Here too, the filmmakers present the story in a way that draws us into the world of the man condemned to suffer from illness, so that we are pushed to feel sympathy and understanding for his decision to die. Anger is restricted to those opposing this view.

In Australia, the famous euthanasia campaigner Dr Philip Nitschke is the subject of an award winning feature documentary, Mademoiselle and the Doctor, by Janine Hosking. A feisty 79-year-old, Mademoiselle Lisette Nigot, plans her suicide. Perfectly healthy, the French born academic does not want to endure "the horrible decrepitation of old age". Nitschke is single-minded in his determination to assist in 'peaceful deaths' and the cameras follow him as he conducts his controversial suicide workshops throughout Australia. He isn’t angry. His followers aren’t angry. But his opponents are mad as hell.

The Sea Inside is an especially gentle film; gentle in the sense that it is sensitive to the suffering of a man who is lucid and rational. Gentle in the sense the Amenábar uses magic realism to visualise Sampedro’s fantasies of taking a running jump at the window and flying out of it, across the fields and mountains to the sea beyond. The sea inside his mind. It’s his only escape. The film shows a man incapable of action, fantasising about flying, ultimately making good his decision to end his unwanted life. He has to fight his brother and the law, the bureaucrats and those other angry people who are opposed to euthanasia or any of its variants.
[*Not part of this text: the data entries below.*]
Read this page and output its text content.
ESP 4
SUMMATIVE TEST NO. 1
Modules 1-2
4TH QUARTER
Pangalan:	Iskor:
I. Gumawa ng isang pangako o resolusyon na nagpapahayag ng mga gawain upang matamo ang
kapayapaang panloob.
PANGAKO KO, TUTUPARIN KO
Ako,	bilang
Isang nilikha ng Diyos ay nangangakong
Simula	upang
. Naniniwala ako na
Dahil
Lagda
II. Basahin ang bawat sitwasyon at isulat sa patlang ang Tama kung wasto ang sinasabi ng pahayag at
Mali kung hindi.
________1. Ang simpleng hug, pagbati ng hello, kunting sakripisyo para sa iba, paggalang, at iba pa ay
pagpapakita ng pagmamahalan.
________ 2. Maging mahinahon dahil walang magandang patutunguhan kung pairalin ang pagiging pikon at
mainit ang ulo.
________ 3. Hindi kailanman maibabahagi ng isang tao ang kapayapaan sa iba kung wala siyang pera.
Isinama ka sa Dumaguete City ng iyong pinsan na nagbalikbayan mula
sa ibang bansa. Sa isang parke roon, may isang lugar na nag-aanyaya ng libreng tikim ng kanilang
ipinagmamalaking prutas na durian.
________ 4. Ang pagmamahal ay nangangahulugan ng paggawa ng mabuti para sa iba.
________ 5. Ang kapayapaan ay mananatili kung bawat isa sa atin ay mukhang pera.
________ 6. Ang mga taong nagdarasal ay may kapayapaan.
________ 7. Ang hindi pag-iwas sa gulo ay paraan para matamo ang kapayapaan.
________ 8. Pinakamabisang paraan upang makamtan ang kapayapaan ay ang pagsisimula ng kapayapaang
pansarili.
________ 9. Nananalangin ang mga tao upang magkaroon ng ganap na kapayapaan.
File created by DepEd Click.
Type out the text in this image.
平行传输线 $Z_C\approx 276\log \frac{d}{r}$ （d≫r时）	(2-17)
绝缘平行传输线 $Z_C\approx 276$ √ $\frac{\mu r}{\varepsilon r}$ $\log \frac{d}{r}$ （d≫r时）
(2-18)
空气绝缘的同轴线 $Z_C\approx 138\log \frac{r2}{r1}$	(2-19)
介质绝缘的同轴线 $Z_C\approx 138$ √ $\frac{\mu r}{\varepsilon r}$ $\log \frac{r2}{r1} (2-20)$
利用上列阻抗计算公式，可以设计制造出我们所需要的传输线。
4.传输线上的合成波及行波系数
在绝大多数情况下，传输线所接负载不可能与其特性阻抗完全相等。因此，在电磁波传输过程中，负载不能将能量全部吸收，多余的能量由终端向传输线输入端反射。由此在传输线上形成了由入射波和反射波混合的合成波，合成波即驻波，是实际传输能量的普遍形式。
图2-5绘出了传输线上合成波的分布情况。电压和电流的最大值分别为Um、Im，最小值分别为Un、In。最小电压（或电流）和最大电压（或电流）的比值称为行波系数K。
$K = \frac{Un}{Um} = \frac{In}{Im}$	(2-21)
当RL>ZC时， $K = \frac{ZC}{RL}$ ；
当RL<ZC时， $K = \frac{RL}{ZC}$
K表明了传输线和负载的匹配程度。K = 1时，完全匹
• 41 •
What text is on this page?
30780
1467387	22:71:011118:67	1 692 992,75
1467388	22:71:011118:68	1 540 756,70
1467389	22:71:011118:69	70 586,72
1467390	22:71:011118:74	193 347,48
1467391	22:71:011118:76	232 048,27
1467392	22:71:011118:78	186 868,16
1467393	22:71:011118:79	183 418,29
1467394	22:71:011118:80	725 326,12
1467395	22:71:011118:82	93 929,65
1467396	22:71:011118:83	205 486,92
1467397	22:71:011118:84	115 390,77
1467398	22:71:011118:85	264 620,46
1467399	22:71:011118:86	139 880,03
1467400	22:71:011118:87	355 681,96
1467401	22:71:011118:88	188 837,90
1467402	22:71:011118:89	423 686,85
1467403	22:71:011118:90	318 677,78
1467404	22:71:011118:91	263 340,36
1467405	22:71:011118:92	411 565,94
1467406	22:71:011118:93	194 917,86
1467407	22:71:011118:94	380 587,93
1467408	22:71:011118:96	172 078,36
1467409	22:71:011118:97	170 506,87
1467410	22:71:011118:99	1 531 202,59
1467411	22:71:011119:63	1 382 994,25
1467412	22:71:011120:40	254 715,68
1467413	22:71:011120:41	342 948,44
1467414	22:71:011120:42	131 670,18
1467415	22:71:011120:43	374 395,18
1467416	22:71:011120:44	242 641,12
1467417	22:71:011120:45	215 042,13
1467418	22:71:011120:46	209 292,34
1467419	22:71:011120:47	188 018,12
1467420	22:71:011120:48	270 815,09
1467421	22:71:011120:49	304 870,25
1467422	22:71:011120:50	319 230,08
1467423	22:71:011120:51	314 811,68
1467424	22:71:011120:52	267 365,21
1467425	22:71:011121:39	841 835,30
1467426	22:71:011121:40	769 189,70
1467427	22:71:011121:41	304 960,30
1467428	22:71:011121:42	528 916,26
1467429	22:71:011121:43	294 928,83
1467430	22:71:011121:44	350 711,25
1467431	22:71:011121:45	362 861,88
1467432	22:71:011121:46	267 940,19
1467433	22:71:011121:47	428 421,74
The power of this film comes from its gentle determination and Sampedro’s down to earth, uncluttered arguments. He’s no intellectual, and he doesn’t dress his rationale in some sort of spiritual context. To him life is a right, yes, but not an obligation. 

"the power of cinema"

Sampedro’s story reaches us through the power of cinema. As the great Hungarian director István Szabó puts it, “the greatest value of film is the close up – here we can show how emotions are born and changed in front of an audience like in no other artform. That is its power.” 

It is reassuring (if optimistic) to imagine that angry people who see films like The Sea Inside might be calmed by the humanity that is the basis for the argument in favour of the Sampedros, Remys and Mademoiselle Nigots of this world. Everybody is ‘pro life’; these people – whether in dramatised true stories, documentaries or dramatic fiction – show us that in some cases, the artificial, painful and / or meaningless maintenance of a life is a misguided act of cruelty. Sampedro’s wish was to be allowed to make the decision for himself, and being unable to function, he wanted those who would assist him to be acting within the law. 

That is a dignified, law abiding and life respecting stance.